In the afternoon, I read an article about using Facebook better that suggested checking now and then for “other” messages, ones not from FB friends, because FB doesn’t alert you about them. I had not noticed this at all! When I checked, I discovered a message from a fan of my shows from back in May, and a message from a couple weeks ago from an old friend from my college days looking to reconnect after more than 30 years. Yikes!

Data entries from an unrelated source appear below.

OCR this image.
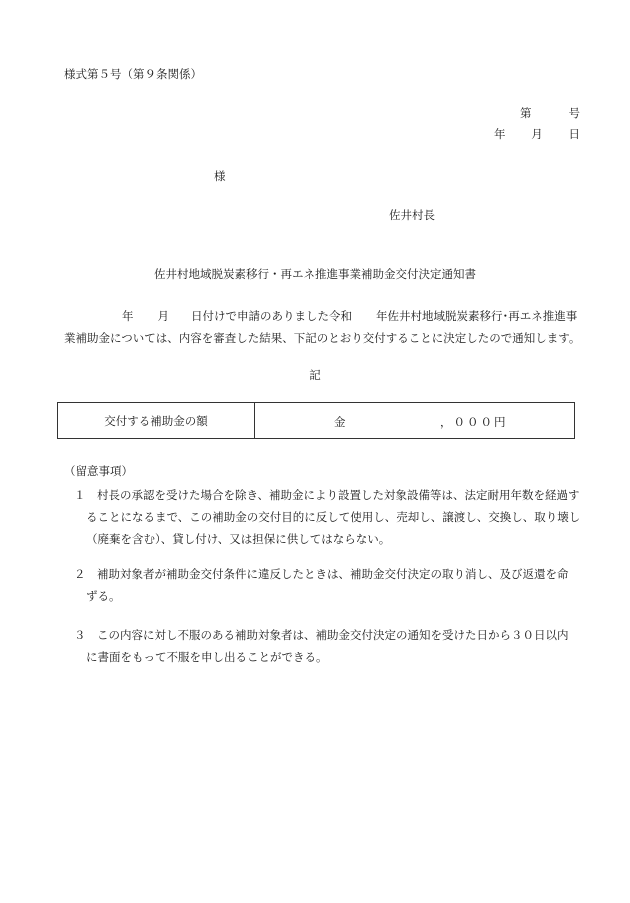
様式第５号（第９条関係）
第	号
年 月 日
様
佐井村長
佐井村地域脱炭素移行・再エネ推進事業補助金交付決定通知書
年 月 日付けで申請のありました令和 年佐井村地域脱炭素移行･再エネ推進事
業補助金については、内容を審査した結果、下記のとおり交付することに決定したので通知します。
記
交付する補助金の額	金	，０００円
（留意事項）
１　村長の承認を受けた場合を除き、補助金により設置した対象設備等は、法定耐用年数を経過す
ることになるまで、この補助金の交付目的に反して使用し、売却し、譲渡し、交換し、取り壊し
（廃棄を含む）、貸し付け、又は担保に供してはならない。
２　補助対象者が補助金交付条件に違反したときは、補助金交付決定の取り消し、及び返還を命
ずる。
３　この内容に対し不服のある補助対象者は、補助金交付決定の通知を受けた日から３０日以内
に書面をもって不服を申し出ることができる。
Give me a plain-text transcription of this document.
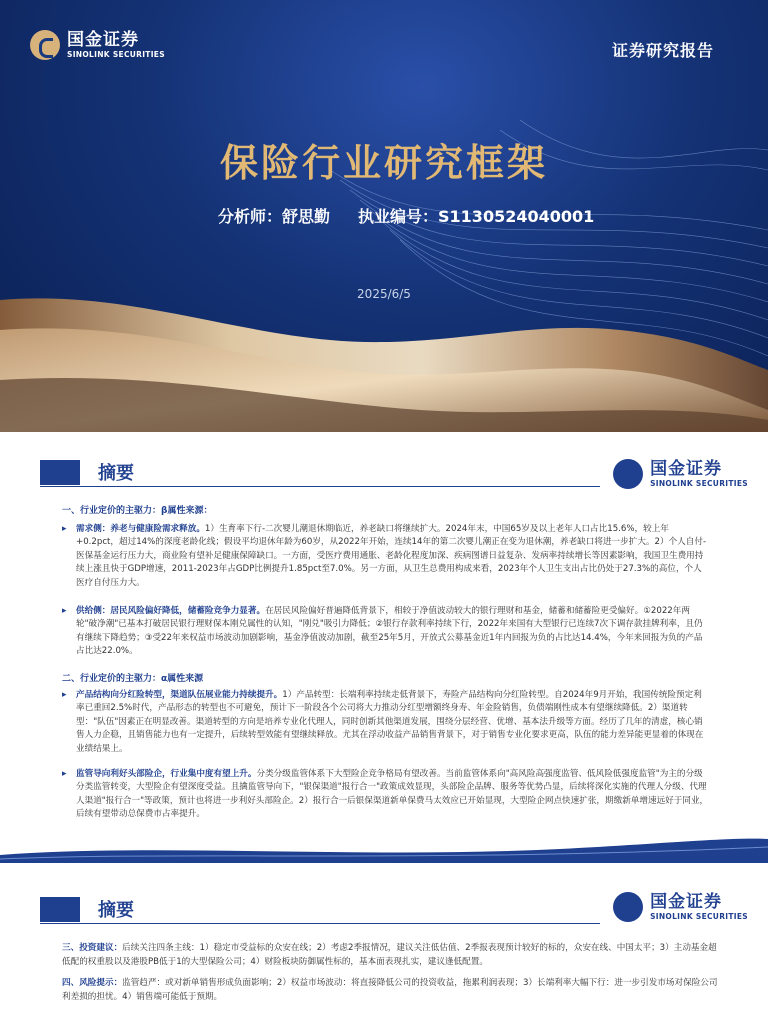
国金证券
SINOLINK SECURITIES	证券研究报告
保险行业研究框架
分析师：舒思勤 执业编号：S1130524040001
2025/6/5
摘要	国金证券
SINOLINK SECURITIES
一、行业定价的主驱力：β属性来源：
▸ 需求侧：养老与健康险需求释放。1）生育率下行-二次婴儿潮退休期临近，养老缺口将继续扩大。2024年末，中国65岁及以上老年人口占比15.6%，较上年+0.2pct，超过14%的深度老龄化线；假设平均退休年龄为60岁，从2022年开始，连续14年的第二次婴儿潮正在变为退休潮，养老缺口将进一步扩大。2）个人自付-医保基金运行压力大，商业险有望补足健康保障缺口。一方面，受医疗费用通胀、老龄化程度加深、疾病图谱日益复杂、发病率持续增长等因素影响，我国卫生费用持续上涨且快于GDP增速，2011-2023年占GDP比例提升1.85pct至7.0%。另一方面，从卫生总费用构成来看，2023年个人卫生支出占比仍处于27.3%的高位，个人医疗自付压力大。
▸ 供给侧：居民风险偏好降低，储蓄险竞争力显著。在居民风险偏好普遍降低背景下，相较于净值波动较大的银行理财和基金，储蓄和储蓄险更受偏好。①2022年两轮"破净潮"已基本打破居民银行理财保本刚兑属性的认知，"刚兑"吸引力降低；②银行存款利率持续下行，2022年来国有大型银行已连续7次下调存款挂牌利率，且仍有继续下降趋势；③受22年来权益市场波动加剧影响，基金净值波动加剧，截至25年5月，开放式公募基金近1年内回报为负的占比达14.4%，今年来回报为负的产品占比达22.0%。
二、行业定价的主驱力：α属性来源
▸ 产品结构向分红险转型，渠道队伍展业能力持续提升。1）产品转型：长端利率持续走低背景下，寿险产品结构向分红险转型。自2024年9月开始，我国传统险预定利率已重回2.5%时代，产品形态的转型也不可避免，预计下一阶段各个公司将大力推动分红型增额终身寿、年金险销售，负债端刚性成本有望继续降低。2）渠道转型："队伍"因素正在明显改善。渠道转型的方向是培养专业化代理人，同时创新其他渠道发展，围绕分层经营、优增、基本法升级等方面。经历了几年的清虚，核心销售人力企稳，且销售能力也有一定提升，后续转型效能有望继续释放。尤其在浮动收益产品销售背景下，对于销售专业化要求更高，队伍的能力差异能更显着的体现在业绩结果上。
▸ 监管导向利好头部险企，行业集中度有望上升。分类分级监管体系下大型险企竞争格局有望改善。当前监管体系向"高风险高强度监管、低风险低强度监管"为主的分级分类监管转变，大型险企有望深度受益。且擒监管导向下，"银保渠道"报行合一"政策成效显现，头部险企品牌、服务等优势凸显，后续将深化实施的代理人分级、代理人渠道"报行合一"等政策，预计也将进一步利好头部险企。2）报行合一后银保渠道新单保费马太效应已开始显现，大型险企网点快速扩张，期缴新单增速远好于同业，后续有望带动总保费市占率提升。
摘要	国金证券
SINOLINK SECURITIES
三、投资建议：后续关注四条主线：1）稳定市受益标的众安在线；2）考虑2季报情况，建议关注低估值、2季报表现预计较好的标的，众安在线、中国太平；3）主动基金超低配的权重股以及港股PB低于1的大型保险公司；4）财险板块防御属性标的，基本面表现扎实，建议逢低配置。
四、风险提示：监管趋严：或对新单销售形成负面影响；2）权益市场波动：将直接降低公司的投资收益，拖累利润表现；3）长端利率大幅下行：进一步引发市场对保险公司利差损的担忧。4）销售端可能低于预期。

I replied to both, and chatted with the old friend for a bit.

Dave and I rang in the New Year by watching Dumbo and then going to bed about 11:30, where we read for a while longer (I’m nearly done with Karen Armstrong’s The Bible: A Biography, which is terrific and full of interesting history) till we heard fireworks going off outside somewhere.

Happy New Year, and best wishes for a 2015 that beats the tar out of 2014.